Turbomachinery manufacturers commonly test the centrifugal strength of their rotors in a vertical axis spin test, often called a disk burst test. The design of the containment shell that encloses the disk burst event is critical to ensure the safety of the area surrounding the test. A common method used to design the containment shell for a turbine disk burst test is based on the assumption that the kinetic energy lost by the disk fragments during impact is converted into kinetic energy in the containment shell and energy loss to plastic strain and shear failure in the shell. Containment shells are sized such that the energy required to fail the shell material exceeds the kinetic energy loss during impact.
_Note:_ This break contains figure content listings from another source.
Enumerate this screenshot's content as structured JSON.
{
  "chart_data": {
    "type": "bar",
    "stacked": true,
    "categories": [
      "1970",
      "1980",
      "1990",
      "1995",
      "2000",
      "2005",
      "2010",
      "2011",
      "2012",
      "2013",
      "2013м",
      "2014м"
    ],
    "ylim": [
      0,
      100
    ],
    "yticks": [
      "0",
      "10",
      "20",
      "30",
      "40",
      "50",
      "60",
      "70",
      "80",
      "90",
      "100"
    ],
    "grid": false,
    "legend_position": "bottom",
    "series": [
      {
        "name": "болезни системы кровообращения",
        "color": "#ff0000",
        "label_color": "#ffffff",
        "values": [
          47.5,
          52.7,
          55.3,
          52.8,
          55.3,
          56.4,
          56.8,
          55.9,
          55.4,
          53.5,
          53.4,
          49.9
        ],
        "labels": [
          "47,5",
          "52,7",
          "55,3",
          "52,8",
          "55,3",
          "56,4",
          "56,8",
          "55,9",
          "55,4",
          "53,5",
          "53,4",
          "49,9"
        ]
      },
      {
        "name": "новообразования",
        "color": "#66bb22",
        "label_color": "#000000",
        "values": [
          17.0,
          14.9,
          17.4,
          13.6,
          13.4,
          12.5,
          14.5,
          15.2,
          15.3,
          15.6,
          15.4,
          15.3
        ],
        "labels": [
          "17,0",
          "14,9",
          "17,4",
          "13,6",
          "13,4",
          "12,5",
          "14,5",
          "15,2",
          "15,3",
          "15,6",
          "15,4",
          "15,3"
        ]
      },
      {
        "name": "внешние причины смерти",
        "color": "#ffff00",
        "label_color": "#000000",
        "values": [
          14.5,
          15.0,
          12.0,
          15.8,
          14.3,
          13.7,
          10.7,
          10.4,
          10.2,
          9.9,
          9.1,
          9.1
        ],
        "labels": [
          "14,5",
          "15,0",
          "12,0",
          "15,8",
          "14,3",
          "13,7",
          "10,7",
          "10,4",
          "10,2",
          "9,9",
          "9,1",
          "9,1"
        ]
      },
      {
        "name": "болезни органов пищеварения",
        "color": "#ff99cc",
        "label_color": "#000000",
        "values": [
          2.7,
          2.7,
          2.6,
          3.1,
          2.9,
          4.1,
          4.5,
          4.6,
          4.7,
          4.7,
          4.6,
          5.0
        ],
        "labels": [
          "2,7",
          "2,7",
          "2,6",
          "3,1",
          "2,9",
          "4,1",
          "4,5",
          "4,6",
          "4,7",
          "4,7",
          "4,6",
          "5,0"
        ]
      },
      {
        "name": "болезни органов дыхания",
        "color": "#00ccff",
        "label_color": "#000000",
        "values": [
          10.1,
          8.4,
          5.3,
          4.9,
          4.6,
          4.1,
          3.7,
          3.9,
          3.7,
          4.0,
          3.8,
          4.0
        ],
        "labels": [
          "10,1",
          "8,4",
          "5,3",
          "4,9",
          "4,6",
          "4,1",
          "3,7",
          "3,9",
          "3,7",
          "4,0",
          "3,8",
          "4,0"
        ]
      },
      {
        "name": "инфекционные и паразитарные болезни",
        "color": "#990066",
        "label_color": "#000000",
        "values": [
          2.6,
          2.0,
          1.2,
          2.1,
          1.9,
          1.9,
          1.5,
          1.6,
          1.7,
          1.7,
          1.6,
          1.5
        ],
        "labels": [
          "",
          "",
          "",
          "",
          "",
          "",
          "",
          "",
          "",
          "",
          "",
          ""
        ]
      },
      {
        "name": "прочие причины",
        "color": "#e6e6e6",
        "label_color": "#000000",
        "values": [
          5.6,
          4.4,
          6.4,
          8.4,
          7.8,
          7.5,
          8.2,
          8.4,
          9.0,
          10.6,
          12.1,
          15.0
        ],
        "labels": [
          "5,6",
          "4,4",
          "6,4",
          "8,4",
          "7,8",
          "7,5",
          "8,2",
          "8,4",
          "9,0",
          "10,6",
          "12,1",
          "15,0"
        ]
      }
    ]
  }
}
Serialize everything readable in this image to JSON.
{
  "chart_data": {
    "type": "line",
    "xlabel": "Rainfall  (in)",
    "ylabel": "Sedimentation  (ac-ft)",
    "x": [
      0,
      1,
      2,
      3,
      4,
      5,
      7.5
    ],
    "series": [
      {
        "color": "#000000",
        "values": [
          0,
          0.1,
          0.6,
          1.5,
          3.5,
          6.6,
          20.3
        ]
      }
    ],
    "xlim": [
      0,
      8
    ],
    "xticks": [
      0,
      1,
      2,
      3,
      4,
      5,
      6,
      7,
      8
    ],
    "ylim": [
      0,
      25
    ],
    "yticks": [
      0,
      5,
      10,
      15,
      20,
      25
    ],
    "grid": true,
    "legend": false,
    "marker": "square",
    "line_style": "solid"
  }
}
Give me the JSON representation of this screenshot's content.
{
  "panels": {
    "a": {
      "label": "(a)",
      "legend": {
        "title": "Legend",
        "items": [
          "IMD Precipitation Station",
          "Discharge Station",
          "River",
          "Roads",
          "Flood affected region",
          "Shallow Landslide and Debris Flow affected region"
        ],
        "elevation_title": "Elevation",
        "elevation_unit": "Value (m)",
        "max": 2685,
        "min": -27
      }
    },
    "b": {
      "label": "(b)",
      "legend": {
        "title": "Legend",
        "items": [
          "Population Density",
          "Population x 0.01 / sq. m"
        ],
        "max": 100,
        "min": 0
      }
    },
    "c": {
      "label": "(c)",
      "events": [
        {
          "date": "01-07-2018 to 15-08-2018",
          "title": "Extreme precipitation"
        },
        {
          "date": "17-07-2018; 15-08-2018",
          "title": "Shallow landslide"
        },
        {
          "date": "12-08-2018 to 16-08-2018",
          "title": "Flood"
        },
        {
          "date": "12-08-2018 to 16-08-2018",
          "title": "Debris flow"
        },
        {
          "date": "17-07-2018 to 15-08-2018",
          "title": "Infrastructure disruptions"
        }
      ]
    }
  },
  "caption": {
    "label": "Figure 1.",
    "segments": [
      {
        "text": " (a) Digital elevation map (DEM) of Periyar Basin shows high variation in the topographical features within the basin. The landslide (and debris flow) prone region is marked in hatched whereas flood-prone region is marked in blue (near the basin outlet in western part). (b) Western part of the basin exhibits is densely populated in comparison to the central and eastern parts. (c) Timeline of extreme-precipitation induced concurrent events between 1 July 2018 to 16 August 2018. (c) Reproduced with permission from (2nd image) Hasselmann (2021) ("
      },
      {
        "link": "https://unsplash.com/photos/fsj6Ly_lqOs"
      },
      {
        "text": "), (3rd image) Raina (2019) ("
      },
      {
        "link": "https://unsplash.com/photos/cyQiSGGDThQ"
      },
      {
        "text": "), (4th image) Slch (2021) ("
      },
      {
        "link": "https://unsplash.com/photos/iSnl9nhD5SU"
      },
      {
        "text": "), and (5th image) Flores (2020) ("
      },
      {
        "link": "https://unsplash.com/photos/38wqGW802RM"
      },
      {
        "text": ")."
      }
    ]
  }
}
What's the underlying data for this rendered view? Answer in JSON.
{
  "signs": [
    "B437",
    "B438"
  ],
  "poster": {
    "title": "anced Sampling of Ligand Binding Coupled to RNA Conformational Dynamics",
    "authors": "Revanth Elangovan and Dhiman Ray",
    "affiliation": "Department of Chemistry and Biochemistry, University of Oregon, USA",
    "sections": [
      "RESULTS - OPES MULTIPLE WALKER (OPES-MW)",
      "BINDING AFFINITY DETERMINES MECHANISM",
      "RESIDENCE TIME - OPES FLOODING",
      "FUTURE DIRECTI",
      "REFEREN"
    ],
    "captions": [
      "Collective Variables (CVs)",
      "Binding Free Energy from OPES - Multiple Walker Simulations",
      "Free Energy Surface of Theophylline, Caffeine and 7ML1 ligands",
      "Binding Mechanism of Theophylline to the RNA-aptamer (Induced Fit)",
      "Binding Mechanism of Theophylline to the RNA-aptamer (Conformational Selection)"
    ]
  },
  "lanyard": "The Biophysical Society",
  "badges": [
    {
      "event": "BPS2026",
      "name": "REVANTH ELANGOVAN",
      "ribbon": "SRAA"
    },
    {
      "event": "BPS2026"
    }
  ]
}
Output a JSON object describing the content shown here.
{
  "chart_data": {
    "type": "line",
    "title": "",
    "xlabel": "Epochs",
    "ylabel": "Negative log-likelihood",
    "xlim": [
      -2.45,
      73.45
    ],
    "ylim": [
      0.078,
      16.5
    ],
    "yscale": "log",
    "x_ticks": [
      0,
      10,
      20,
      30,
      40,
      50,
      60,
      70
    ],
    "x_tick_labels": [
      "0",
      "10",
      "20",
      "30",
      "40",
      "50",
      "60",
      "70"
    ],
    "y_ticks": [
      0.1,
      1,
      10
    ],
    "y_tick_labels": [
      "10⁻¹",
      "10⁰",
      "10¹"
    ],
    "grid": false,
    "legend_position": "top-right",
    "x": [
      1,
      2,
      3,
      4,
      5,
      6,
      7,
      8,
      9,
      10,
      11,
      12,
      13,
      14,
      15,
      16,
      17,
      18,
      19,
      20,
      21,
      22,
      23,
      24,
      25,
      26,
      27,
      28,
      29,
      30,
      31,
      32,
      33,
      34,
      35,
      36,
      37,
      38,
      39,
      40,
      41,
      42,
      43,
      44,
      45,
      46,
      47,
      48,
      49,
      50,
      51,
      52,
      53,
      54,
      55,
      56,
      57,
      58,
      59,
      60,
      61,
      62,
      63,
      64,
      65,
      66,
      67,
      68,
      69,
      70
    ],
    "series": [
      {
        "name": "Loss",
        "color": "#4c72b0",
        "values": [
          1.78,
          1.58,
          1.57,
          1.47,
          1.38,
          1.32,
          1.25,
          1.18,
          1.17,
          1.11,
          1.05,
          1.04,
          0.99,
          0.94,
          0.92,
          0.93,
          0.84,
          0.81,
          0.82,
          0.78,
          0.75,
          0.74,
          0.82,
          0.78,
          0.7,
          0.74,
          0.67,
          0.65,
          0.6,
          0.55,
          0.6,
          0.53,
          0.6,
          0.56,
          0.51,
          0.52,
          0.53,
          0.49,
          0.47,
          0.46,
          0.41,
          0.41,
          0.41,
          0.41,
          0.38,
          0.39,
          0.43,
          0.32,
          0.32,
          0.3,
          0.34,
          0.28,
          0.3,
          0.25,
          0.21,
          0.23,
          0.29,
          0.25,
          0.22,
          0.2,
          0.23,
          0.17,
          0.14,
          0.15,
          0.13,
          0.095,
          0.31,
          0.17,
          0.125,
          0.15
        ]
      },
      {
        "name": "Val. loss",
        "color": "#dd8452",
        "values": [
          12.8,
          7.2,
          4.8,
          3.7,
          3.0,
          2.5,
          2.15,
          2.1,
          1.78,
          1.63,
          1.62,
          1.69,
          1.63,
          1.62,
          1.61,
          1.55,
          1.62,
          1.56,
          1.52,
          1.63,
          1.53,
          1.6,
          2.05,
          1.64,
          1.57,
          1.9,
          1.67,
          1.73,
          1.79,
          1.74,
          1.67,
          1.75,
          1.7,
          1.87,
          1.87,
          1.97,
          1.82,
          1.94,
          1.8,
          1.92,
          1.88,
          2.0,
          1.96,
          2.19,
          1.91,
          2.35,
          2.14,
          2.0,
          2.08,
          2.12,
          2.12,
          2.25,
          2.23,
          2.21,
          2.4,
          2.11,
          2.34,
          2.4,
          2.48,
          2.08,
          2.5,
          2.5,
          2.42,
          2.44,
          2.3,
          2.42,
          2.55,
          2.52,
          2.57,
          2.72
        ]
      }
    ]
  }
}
This method is approximate because it assumes fully inelastic impacts and does not account for losses due to friction or heat, nor does it account for stress concentrations in the impact zone or complex disk geometries. ANSYS/LS-DYNA was used to develop an analysis method that could provide more accurate predictions of containment failure limits for a wider range of disk and containment geometries. The ANSYS/LS- DYNA models used a piecewise linear plasticity material law with strain rate dependence, segment based eroding contact , nonlocal failure methods, and a consistent element size. Model results showed good correlation with burst test data [1] relative to the prediction of containment, shell perforation, and overall deformation.